SCALE introduces a width upscaling architecture for large language models that preserves pre-trained knowledge while efficiently acquiring new information through selective expansion and training strategies.

Contribution

The paper proposes a novel width upscaling method, SCALE, that maintains model stability during continual learning by combining preservation and adaptation principles with lightweight expansions.

Findings

SCALE reduces forgetting in synthetic and real-world benchmarks.

SCALE achieves competitive performance on Korean language tasks.

The approach stabilizes optimization compared to standard continual learning methods.

Abstract

We revisit continual pre-training for large language models and argue that progress now depends more on scaling the right structure than on scaling parameters alone.

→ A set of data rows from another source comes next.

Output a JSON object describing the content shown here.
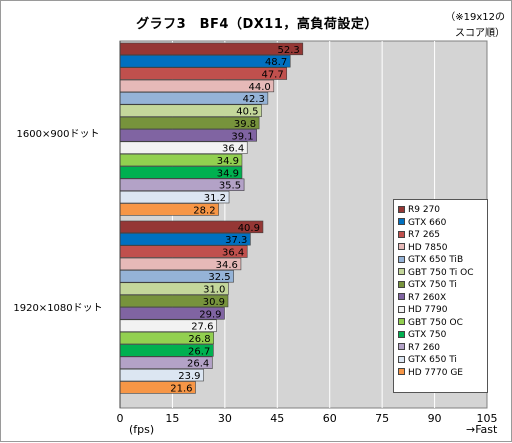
{
  "title": "グラフ3　BF4（DX11，高負荷設定）",
  "note_line1": "（※19x12の",
  "note_line2": "スコア順）",
  "y_unit": "(fps)",
  "fast_label": "→Fast",
  "chart_data": {
    "type": "bar",
    "orientation": "horizontal",
    "categories": [
      "1600×900ドット",
      "1920×1080ドット"
    ],
    "xlim": [
      0,
      105
    ],
    "x_ticks": [
      "0",
      "15",
      "30",
      "45",
      "60",
      "75",
      "90",
      "105"
    ],
    "grid": true,
    "legend_position": "bottom-right",
    "series": [
      {
        "name": "R9 270",
        "color": "#953735",
        "values": [
          52.3,
          40.9
        ]
      },
      {
        "name": "GTX 660",
        "color": "#0070c0",
        "values": [
          48.7,
          37.3
        ]
      },
      {
        "name": "R7 265",
        "color": "#c0504d",
        "values": [
          47.7,
          36.4
        ]
      },
      {
        "name": "HD 7850",
        "color": "#e6b9b8",
        "values": [
          44.0,
          34.6
        ]
      },
      {
        "name": "GTX 650 TiB",
        "color": "#95b3d7",
        "values": [
          42.3,
          32.5
        ]
      },
      {
        "name": "GBT 750 Ti OC",
        "color": "#c4d79b",
        "values": [
          40.5,
          31.0
        ]
      },
      {
        "name": "GTX 750 Ti",
        "color": "#77933c",
        "values": [
          39.8,
          30.9
        ]
      },
      {
        "name": "R7 260X",
        "color": "#8064a2",
        "values": [
          39.1,
          29.9
        ]
      },
      {
        "name": "HD 7790",
        "color": "#f2f2f2",
        "values": [
          36.4,
          27.6
        ]
      },
      {
        "name": "GBT 750 OC",
        "color": "#92d050",
        "values": [
          34.9,
          26.8
        ]
      },
      {
        "name": "GTX 750",
        "color": "#00b050",
        "values": [
          34.9,
          26.7
        ]
      },
      {
        "name": "R7 260",
        "color": "#b3a2c7",
        "values": [
          35.5,
          26.4
        ]
      },
      {
        "name": "GTX 650 Ti",
        "color": "#dce6f2",
        "values": [
          31.2,
          23.9
        ]
      },
      {
        "name": "HD 7770 GE",
        "color": "#f79646",
        "values": [
          28.2,
          21.6
        ]
      }
    ]
  }
}
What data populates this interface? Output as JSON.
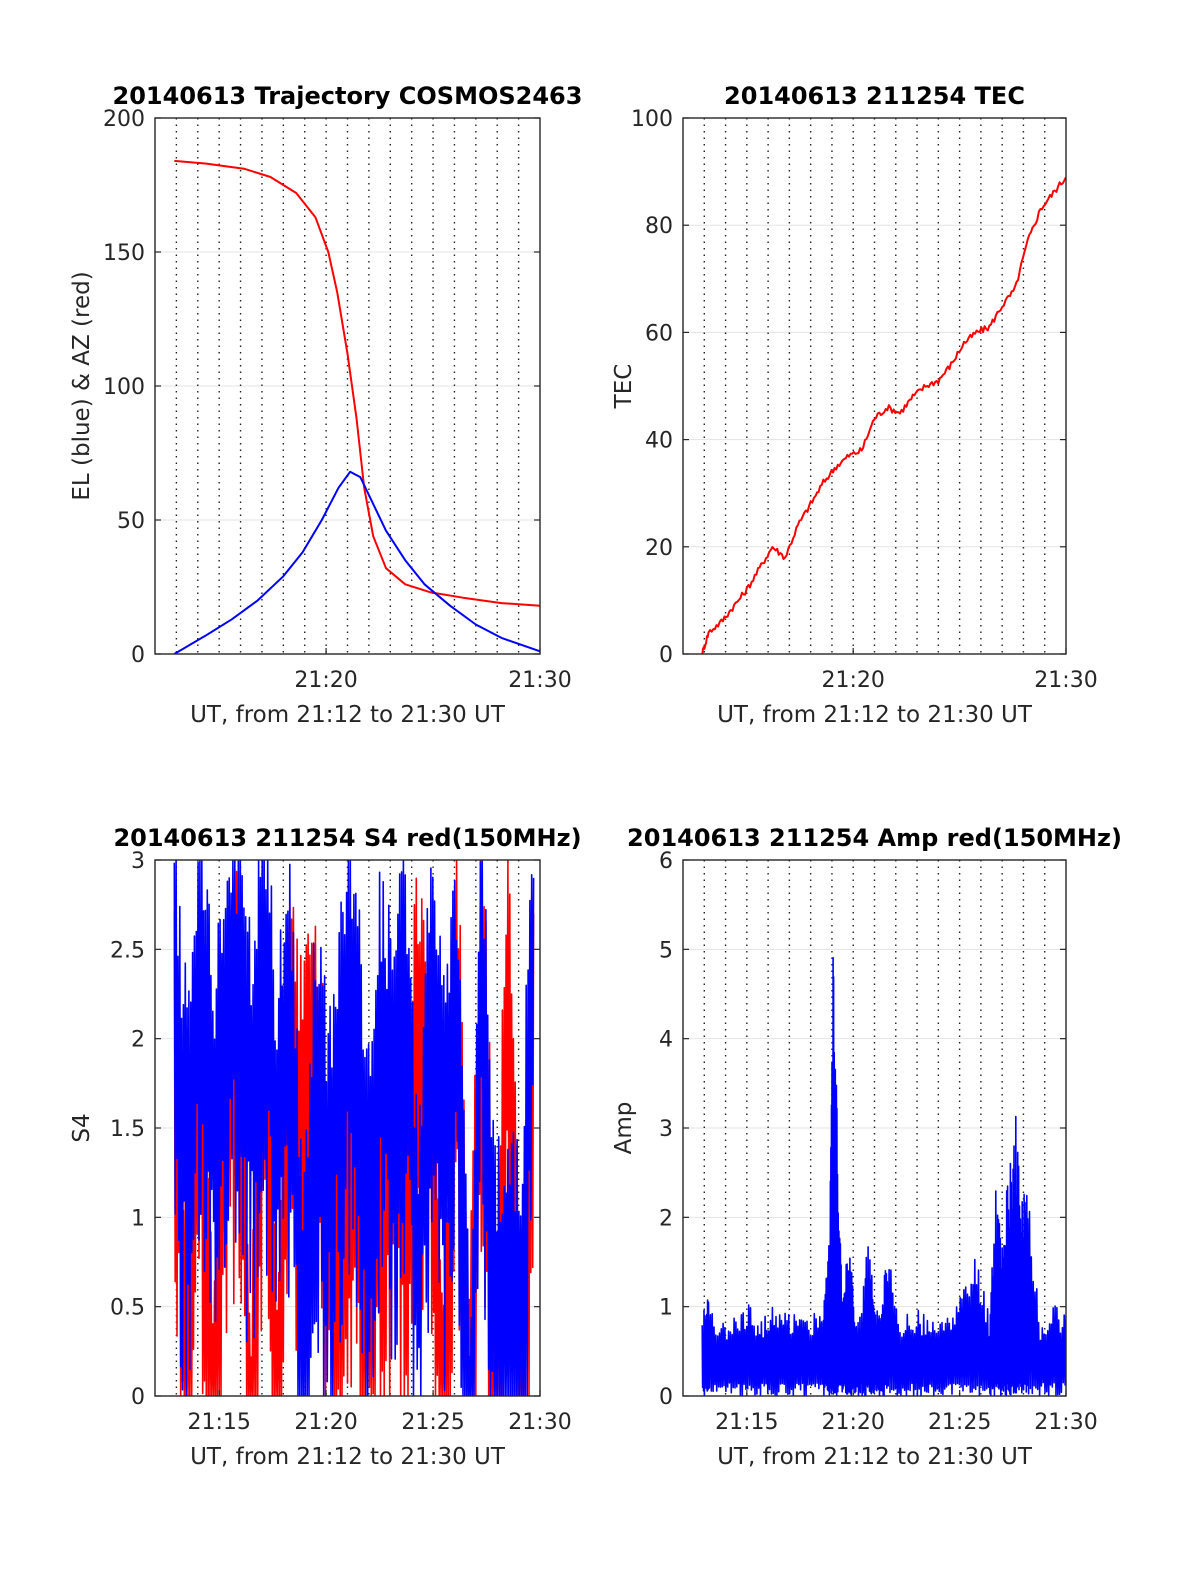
{
  "chart_data": [
    {
      "type": "line",
      "title": "20140613 Trajectory COSMOS2463",
      "xlabel": "UT, from 21:12 to 21:30 UT",
      "ylabel": "EL (blue) & AZ (red)",
      "xlim": [
        21.2,
        21.5
      ],
      "ylim": [
        0,
        200
      ],
      "xticks": [
        {
          "value": 21.3333,
          "label": "21:20"
        },
        {
          "value": 21.5,
          "label": "21:30"
        }
      ],
      "yticks": [
        {
          "value": 0,
          "label": "0"
        },
        {
          "value": 50,
          "label": "50"
        },
        {
          "value": 100,
          "label": "100"
        },
        {
          "value": 150,
          "label": "150"
        },
        {
          "value": 200,
          "label": "200"
        }
      ],
      "grid": "dotted vertical lines each minute, light horizontal grid",
      "series": [
        {
          "color": "#ff0000",
          "x": [
            21.215,
            21.24,
            21.27,
            21.29,
            21.31,
            21.325,
            21.335,
            21.342,
            21.35,
            21.357,
            21.363,
            21.37,
            21.38,
            21.395,
            21.415,
            21.44,
            21.47,
            21.5
          ],
          "y": [
            184,
            183,
            181,
            178,
            172,
            163,
            150,
            135,
            112,
            88,
            62,
            44,
            32,
            26,
            23,
            21,
            19,
            18
          ]
        },
        {
          "color": "#0000ff",
          "x": [
            21.215,
            21.24,
            21.26,
            21.28,
            21.3,
            21.315,
            21.33,
            21.343,
            21.352,
            21.36,
            21.368,
            21.38,
            21.395,
            21.41,
            21.43,
            21.45,
            21.47,
            21.5
          ],
          "y": [
            0,
            7,
            13,
            20,
            29,
            38,
            50,
            62,
            68,
            66,
            58,
            46,
            35,
            26,
            18,
            11,
            6,
            1
          ]
        }
      ]
    },
    {
      "type": "line",
      "title": "20140613 211254 TEC",
      "xlabel": "UT, from 21:12 to 21:30 UT",
      "ylabel": "TEC",
      "xlim": [
        21.2,
        21.5
      ],
      "ylim": [
        0,
        100
      ],
      "xticks": [
        {
          "value": 21.3333,
          "label": "21:20"
        },
        {
          "value": 21.5,
          "label": "21:30"
        }
      ],
      "yticks": [
        {
          "value": 0,
          "label": "0"
        },
        {
          "value": 20,
          "label": "20"
        },
        {
          "value": 40,
          "label": "40"
        },
        {
          "value": 60,
          "label": "60"
        },
        {
          "value": 80,
          "label": "80"
        },
        {
          "value": 100,
          "label": "100"
        }
      ],
      "grid": "dotted vertical lines each minute, light horizontal grid",
      "series": [
        {
          "color": "#ff0000",
          "x": [
            21.215,
            21.22,
            21.23,
            21.24,
            21.25,
            21.26,
            21.27,
            21.28,
            21.29,
            21.3,
            21.31,
            21.32,
            21.33,
            21.34,
            21.35,
            21.36,
            21.37,
            21.38,
            21.39,
            21.4,
            21.41,
            21.42,
            21.43,
            21.44,
            21.45,
            21.46,
            21.47,
            21.48,
            21.49,
            21.5
          ],
          "y": [
            0,
            4,
            6,
            9,
            12,
            16,
            20,
            18,
            24,
            28,
            32,
            35,
            37,
            38,
            44,
            46,
            45,
            48,
            50,
            51,
            54,
            58,
            60,
            61,
            65,
            68,
            77,
            83,
            86,
            89
          ]
        }
      ]
    },
    {
      "type": "line",
      "title": "20140613 211254 S4 red(150MHz)",
      "xlabel": "UT, from 21:12 to 21:30 UT",
      "ylabel": "S4",
      "xlim": [
        21.2,
        21.5
      ],
      "ylim": [
        0,
        3
      ],
      "xticks": [
        {
          "value": 21.25,
          "label": "21:15"
        },
        {
          "value": 21.3333,
          "label": "21:20"
        },
        {
          "value": 21.4167,
          "label": "21:25"
        },
        {
          "value": 21.5,
          "label": "21:30"
        }
      ],
      "yticks": [
        {
          "value": 0,
          "label": "0"
        },
        {
          "value": 0.5,
          "label": "0.5"
        },
        {
          "value": 1,
          "label": "1"
        },
        {
          "value": 1.5,
          "label": "1.5"
        },
        {
          "value": 2,
          "label": "2"
        },
        {
          "value": 2.5,
          "label": "2.5"
        },
        {
          "value": 3,
          "label": "3"
        }
      ],
      "grid": "dotted vertical lines each minute, light horizontal grid",
      "series": [
        {
          "color": "#ff0000",
          "x": [
            21.215,
            21.225,
            21.235,
            21.245,
            21.255,
            21.265,
            21.275,
            21.285,
            21.295,
            21.305,
            21.315,
            21.325,
            21.335,
            21.345,
            21.355,
            21.365,
            21.375,
            21.385,
            21.395,
            21.405,
            21.415,
            21.425,
            21.435,
            21.445,
            21.455,
            21.465,
            21.475,
            21.485,
            21.495
          ],
          "y": [
            2.5,
            0.2,
            2.4,
            0.1,
            2.2,
            2.6,
            0.1,
            2.8,
            0.3,
            2.3,
            1.8,
            2.4,
            1.2,
            1.5,
            2.2,
            0.9,
            1.6,
            2.0,
            1.4,
            2.5,
            2.1,
            0.2,
            2.9,
            0.1,
            3.0,
            0.2,
            2.9,
            0.1,
            2.7
          ]
        },
        {
          "color": "#0000ff",
          "x": [
            21.215,
            21.225,
            21.235,
            21.245,
            21.255,
            21.265,
            21.275,
            21.285,
            21.295,
            21.305,
            21.315,
            21.325,
            21.335,
            21.345,
            21.355,
            21.365,
            21.375,
            21.385,
            21.395,
            21.405,
            21.415,
            21.425,
            21.435,
            21.445,
            21.455,
            21.465,
            21.475,
            21.485,
            21.495
          ],
          "y": [
            2.6,
            1.7,
            2.8,
            1.9,
            2.5,
            2.7,
            2.0,
            2.9,
            1.8,
            2.6,
            0.6,
            2.2,
            1.6,
            2.3,
            2.7,
            1.4,
            2.4,
            2.1,
            2.6,
            1.0,
            2.7,
            1.8,
            2.5,
            0.0,
            2.8,
            0.9,
            1.0,
            0.8,
            2.9
          ]
        }
      ]
    },
    {
      "type": "line",
      "title": "20140613 211254 Amp red(150MHz)",
      "xlabel": "UT, from 21:12 to 21:30 UT",
      "ylabel": "Amp",
      "xlim": [
        21.2,
        21.5
      ],
      "ylim": [
        0,
        6
      ],
      "xticks": [
        {
          "value": 21.25,
          "label": "21:15"
        },
        {
          "value": 21.3333,
          "label": "21:20"
        },
        {
          "value": 21.4167,
          "label": "21:25"
        },
        {
          "value": 21.5,
          "label": "21:30"
        }
      ],
      "yticks": [
        {
          "value": 0,
          "label": "0"
        },
        {
          "value": 1,
          "label": "1"
        },
        {
          "value": 2,
          "label": "2"
        },
        {
          "value": 3,
          "label": "3"
        },
        {
          "value": 4,
          "label": "4"
        },
        {
          "value": 5,
          "label": "5"
        },
        {
          "value": 6,
          "label": "6"
        }
      ],
      "grid": "dotted vertical lines each minute, light horizontal grid",
      "series": [
        {
          "color": "#0000ff",
          "x": [
            21.215,
            21.22,
            21.23,
            21.24,
            21.25,
            21.26,
            21.27,
            21.28,
            21.29,
            21.3,
            21.31,
            21.315,
            21.318,
            21.321,
            21.325,
            21.33,
            21.335,
            21.34,
            21.345,
            21.35,
            21.355,
            21.36,
            21.37,
            21.38,
            21.39,
            21.4,
            21.41,
            21.42,
            21.43,
            21.44,
            21.445,
            21.45,
            21.455,
            21.46,
            21.465,
            21.47,
            21.48,
            21.49,
            21.5
          ],
          "y": [
            0.9,
            1.2,
            0.8,
            1.0,
            1.05,
            0.9,
            1.0,
            0.95,
            1.0,
            0.9,
            1.1,
            2.0,
            5.7,
            3.0,
            1.0,
            1.9,
            0.8,
            1.0,
            1.9,
            1.0,
            0.9,
            1.7,
            0.8,
            1.0,
            0.9,
            0.8,
            1.0,
            1.2,
            1.6,
            0.9,
            2.4,
            1.8,
            2.5,
            3.3,
            2.2,
            2.4,
            0.8,
            1.1,
            0.9
          ]
        }
      ]
    }
  ]
}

We introduce SCALE, a width upscaling architecture that inserts lightweight expansion into linear modules while freezing all pre-trained parameters. This preserves the residual and attention topologies and increases capacity without perturbing the base model's original functionality. SCALE is guided by two principles: Persistent Preservation, which maintains the base model's behavior via preservation-oriented initialization and freezing of the pre-trained weights, and Collaborative Adaptation, which selectively trains a subset of expansion components to acquire new knowledge with minimal interference. We instantiate these ideas as SCALE-Preserve (preservation-first), SCALE-Adapt (adaptation-first), and SCALE-Route, an optional routing extension that performs token-level routing between preservation and adaptation heads. On a controlled synthetic biography benchmark, SCALE mitigates the severe forgetting observed with depth expansion while still acquiring new knowledge. In continual pre-training on a Korean corpus, SCALE variants achieve less forgetting on English evaluations and competitive gains on Korean benchmarks, with these variants offering the best overall stability-plasticity trade-off. Accompanying analysis clarifies when preservation provably holds and why the interplay between preservation and adaptation stabilizes optimization compared to standard continual learning setups.